Staff described the proposal to group like‑minded capital reserve items (for example, a "first responder capital" grouping covering police, fire and highway equipment) so the ballot would contain fewer warrant articles. Management said other communities have used groupings and that Hooksett could reduce the number of articles from roughly 22 to about 14 by combining similar capital reserve items.
Supporters, including some committee members, said grouping could reduce ballot size, printing costs and voter fatigue. One committee member noted large ballots last year increased printing costs by "thousands of dollars" and that many voters said the ballot was overwhelming.
Opponents argued grouping can appear to force an all‑or‑nothing vote: voters who support some items and oppose others would lose the ability to use the line‑item approach. "If you group them, it's all or nothing," a member said, warning it could prompt voters to reject a grouped item because of one disliked component.
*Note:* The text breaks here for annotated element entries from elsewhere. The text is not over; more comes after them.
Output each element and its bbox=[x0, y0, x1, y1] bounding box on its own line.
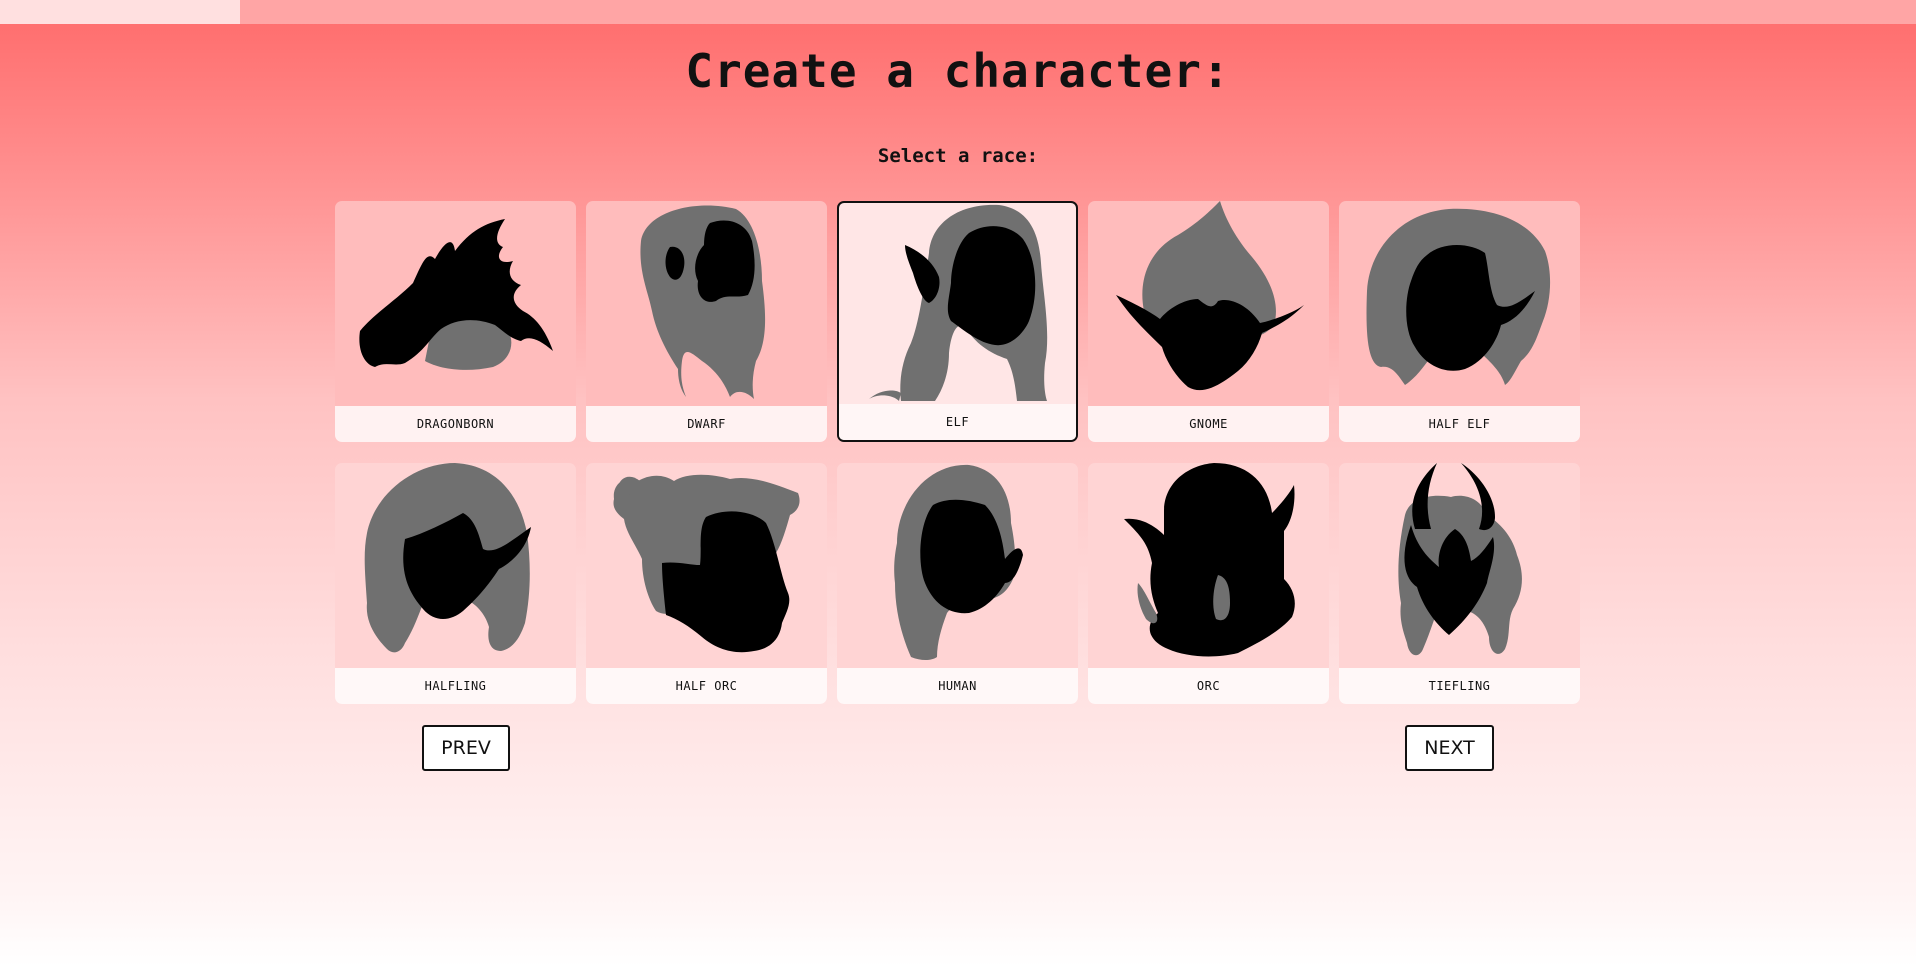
race-card-gnome[interactable]: GNOME bbox=[1088, 201, 1329, 442]
gnome-icon bbox=[1116, 201, 1304, 391]
race-label: GNOME bbox=[1088, 406, 1329, 442]
race-label: ORC bbox=[1088, 668, 1329, 704]
page-title: Create a character: bbox=[685, 44, 1231, 98]
dragonborn-icon bbox=[359, 219, 553, 370]
halfling-icon bbox=[364, 463, 531, 653]
race-label: TIEFLING bbox=[1339, 668, 1580, 704]
half-orc-icon bbox=[613, 474, 800, 653]
dwarf-icon bbox=[640, 205, 766, 399]
race-label: HALF ORC bbox=[586, 668, 827, 704]
elf-icon bbox=[869, 204, 1048, 401]
race-label: HALF ELF bbox=[1339, 406, 1580, 442]
race-label: HUMAN bbox=[837, 668, 1078, 704]
next-button[interactable]: NEXT bbox=[1405, 725, 1494, 771]
orc-icon bbox=[1124, 463, 1295, 657]
race-card-tiefling[interactable]: TIEFLING bbox=[1339, 463, 1580, 704]
race-card-halfling[interactable]: HALFLING bbox=[335, 463, 576, 704]
tiefling-icon bbox=[1398, 463, 1522, 656]
race-label: ELF bbox=[839, 404, 1076, 440]
race-card-dragonborn[interactable]: DRAGONBORN bbox=[335, 201, 576, 442]
race-label: HALFLING bbox=[335, 668, 576, 704]
race-card-human[interactable]: HUMAN bbox=[837, 463, 1078, 704]
progress-bar bbox=[0, 0, 1916, 24]
prev-button[interactable]: PREV bbox=[422, 725, 510, 771]
half-elf-icon bbox=[1366, 208, 1551, 385]
race-grid: DRAGONBORN DWARF ELF GNOME HALF ELF HALF… bbox=[335, 201, 1580, 704]
race-card-half-orc[interactable]: HALF ORC bbox=[586, 463, 827, 704]
race-prompt: Select a race: bbox=[877, 145, 1039, 167]
human-icon bbox=[894, 464, 1023, 660]
race-label: DWARF bbox=[586, 406, 827, 442]
race-card-half-elf[interactable]: HALF ELF bbox=[1339, 201, 1580, 442]
race-card-elf[interactable]: ELF bbox=[837, 201, 1078, 442]
progress-bar-fill bbox=[0, 0, 240, 24]
race-card-orc[interactable]: ORC bbox=[1088, 463, 1329, 704]
race-card-dwarf[interactable]: DWARF bbox=[586, 201, 827, 442]
race-label: DRAGONBORN bbox=[335, 406, 576, 442]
Several members urged care: do not group items historically opposed or those with separate histories (for example, revaluation or GIS projects were flagged as not to be grouped).
Committee members recommended public outreach and transparency: put the issue on the Nov. 4 "Town 101" forum agenda, highlight no‑tax‑impact items, and consider ordering warrant articles so lower‑impact items appear earlier or are grouped differently. Staff said the council will decide the final warrant language but asked for the committee's input ahead of public forums.
The committee did not take a formal vote on grouping; members asked staff to present grouping options and to educate voters about the proposal at the upcoming forum.